Conditions d’exercice
Un seul critère commande le délai : le poste relève-t-il ou non des catégories à surveillance renforcée.
| Type de poste | Délai de l'examen |
|---|---|
| Poste à risques (art. L.326-4) | Avant l'embauche |
| Poste de travail de nuit | Avant l'embauche |
| Autres postes | Dans les 2 mois de l'embauche |
| Communication des conclusions | 3 jours après l'examen (art. L.326-8) |
Modalités pratiques
Le respect du délai suppose d'anticiper la convocation et de conserver la trace de l'aptitude.
| Élément | Règle |
|---|---|
| Point de départ | Date d'embauche (ou date d'affectation) |
| Délai postes ordinaires | 2 mois pour convoquer et réaliser l'examen |
| Délai postes à risques / nuit | Aucun : examen préalable obligatoire |
| Statut du contrat dans l'intervalle | Condition résolutoire jusqu'à l'aptitude |
| Conservation | L'employeur garde la fiche d'examen au dossier |
Pratiques et recommandations
Le principal risque tient au dépassement du délai de deux mois pour les postes ordinaires : au-delà, l'employeur ne satisfait plus à son obligation de surveillance médicale et laisse subsister une condition résolutoire au-delà du terme prévu, ce qui fragilise durablement la relation de travail et expose à un constat de manquement lors d'un contrôle de l'ITM.

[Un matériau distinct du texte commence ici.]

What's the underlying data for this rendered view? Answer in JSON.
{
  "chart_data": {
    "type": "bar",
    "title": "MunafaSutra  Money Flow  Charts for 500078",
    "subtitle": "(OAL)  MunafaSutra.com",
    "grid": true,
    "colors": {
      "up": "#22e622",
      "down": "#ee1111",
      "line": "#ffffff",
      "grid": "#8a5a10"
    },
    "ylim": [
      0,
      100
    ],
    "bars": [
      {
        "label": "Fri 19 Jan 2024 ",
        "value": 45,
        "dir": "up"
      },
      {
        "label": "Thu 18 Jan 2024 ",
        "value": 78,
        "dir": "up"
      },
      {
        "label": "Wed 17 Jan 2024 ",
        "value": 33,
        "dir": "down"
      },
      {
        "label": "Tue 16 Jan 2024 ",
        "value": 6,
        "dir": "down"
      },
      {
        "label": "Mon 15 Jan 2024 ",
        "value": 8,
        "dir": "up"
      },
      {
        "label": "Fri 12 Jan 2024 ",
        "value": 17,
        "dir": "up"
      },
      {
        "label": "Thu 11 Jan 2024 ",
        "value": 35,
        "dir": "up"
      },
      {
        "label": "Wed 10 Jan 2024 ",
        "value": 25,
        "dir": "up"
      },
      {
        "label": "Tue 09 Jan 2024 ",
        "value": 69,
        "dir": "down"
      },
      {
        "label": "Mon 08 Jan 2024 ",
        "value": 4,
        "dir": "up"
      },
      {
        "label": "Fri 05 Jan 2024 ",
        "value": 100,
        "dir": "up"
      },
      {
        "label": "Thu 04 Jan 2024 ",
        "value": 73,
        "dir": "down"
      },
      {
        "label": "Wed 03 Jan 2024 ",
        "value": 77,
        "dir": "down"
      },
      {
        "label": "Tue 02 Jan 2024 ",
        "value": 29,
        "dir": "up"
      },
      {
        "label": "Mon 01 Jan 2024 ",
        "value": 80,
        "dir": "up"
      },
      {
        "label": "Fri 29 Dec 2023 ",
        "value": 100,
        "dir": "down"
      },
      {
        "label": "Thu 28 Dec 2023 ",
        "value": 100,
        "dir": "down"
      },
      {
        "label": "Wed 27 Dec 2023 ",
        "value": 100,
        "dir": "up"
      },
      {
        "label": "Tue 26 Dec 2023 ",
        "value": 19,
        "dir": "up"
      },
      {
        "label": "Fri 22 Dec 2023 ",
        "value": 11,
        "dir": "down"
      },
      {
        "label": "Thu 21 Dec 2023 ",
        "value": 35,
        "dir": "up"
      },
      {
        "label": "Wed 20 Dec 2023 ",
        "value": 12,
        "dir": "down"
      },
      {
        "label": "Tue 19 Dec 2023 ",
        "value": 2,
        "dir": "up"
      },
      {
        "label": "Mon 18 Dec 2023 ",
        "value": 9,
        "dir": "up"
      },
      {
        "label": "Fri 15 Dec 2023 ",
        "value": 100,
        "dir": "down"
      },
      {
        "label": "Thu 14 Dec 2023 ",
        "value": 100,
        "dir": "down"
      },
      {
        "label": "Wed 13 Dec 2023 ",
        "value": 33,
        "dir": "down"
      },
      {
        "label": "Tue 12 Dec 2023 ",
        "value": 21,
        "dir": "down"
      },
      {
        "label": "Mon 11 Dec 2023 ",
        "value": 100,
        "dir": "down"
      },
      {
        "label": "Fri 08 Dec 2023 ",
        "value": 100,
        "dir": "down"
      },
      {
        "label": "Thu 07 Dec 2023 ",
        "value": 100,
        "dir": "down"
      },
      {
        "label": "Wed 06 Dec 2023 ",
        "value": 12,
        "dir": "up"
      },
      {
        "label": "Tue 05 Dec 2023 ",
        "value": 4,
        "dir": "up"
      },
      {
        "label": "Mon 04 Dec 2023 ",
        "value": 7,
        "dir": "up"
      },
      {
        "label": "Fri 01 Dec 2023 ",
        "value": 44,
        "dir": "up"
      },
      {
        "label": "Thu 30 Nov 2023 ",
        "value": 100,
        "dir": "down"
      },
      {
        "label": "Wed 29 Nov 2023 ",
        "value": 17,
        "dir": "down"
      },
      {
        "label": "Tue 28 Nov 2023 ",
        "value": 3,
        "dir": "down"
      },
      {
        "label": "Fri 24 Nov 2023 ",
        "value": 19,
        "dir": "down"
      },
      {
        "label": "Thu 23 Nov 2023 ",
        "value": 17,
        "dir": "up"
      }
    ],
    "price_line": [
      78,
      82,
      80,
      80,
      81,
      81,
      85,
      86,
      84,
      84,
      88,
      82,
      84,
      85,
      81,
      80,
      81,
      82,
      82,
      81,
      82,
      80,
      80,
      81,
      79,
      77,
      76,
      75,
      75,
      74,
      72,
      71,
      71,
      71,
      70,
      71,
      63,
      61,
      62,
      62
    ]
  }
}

Un second risque concerne les postes à risques ou de nuit : y faire débuter un salarié avant l'examen constitue une affectation irrégulière, dont les conséquences peuvent être lourdes en cas d'accident, la responsabilité de l'employeur étant alors directement engagée.

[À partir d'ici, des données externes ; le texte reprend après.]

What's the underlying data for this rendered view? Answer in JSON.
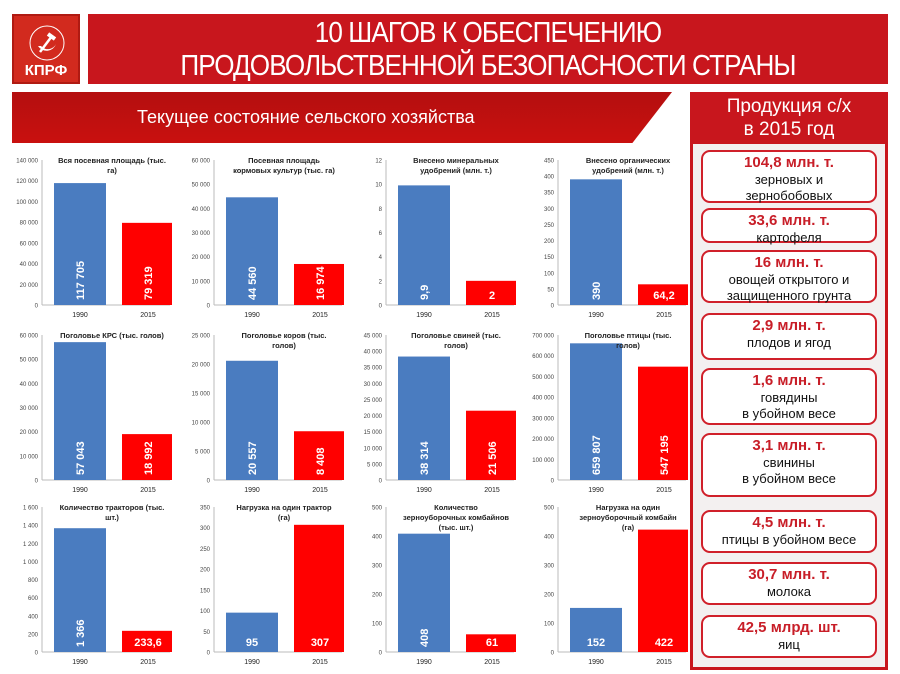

Le moyen le plus sûr d'écarter ces deux écueils consiste à intégrer la convocation au service de santé au travail dès la procédure d'embauche et à la caler avant la prise de fonction lorsque le poste l'exige.
Cadre juridique
| Référence | Objet |
|---|---|
| Art. L.326-1 du Code du travail | Délais de l'examen d'embauche et condition résolutoire |
| Art. L.326-4 du Code du travail | Postes à risques imposant l'examen préalable |
| Art. L.326-8 du Code du travail | Communication des conclusions dans les 3 jours |
| Art. L.326-10 du Code du travail | Temps d'examen assimilé à du temps de travail |
Note
Avant l'embauche pour les postes à risques et de nuit ; dans les deux mois qui suivent pour les autres postes. Les conclusions sont ensuite transmises dans les trois jours par la fiche d'examen médical. Le dépassement du délai laisse le contrat sous condition résolutoire.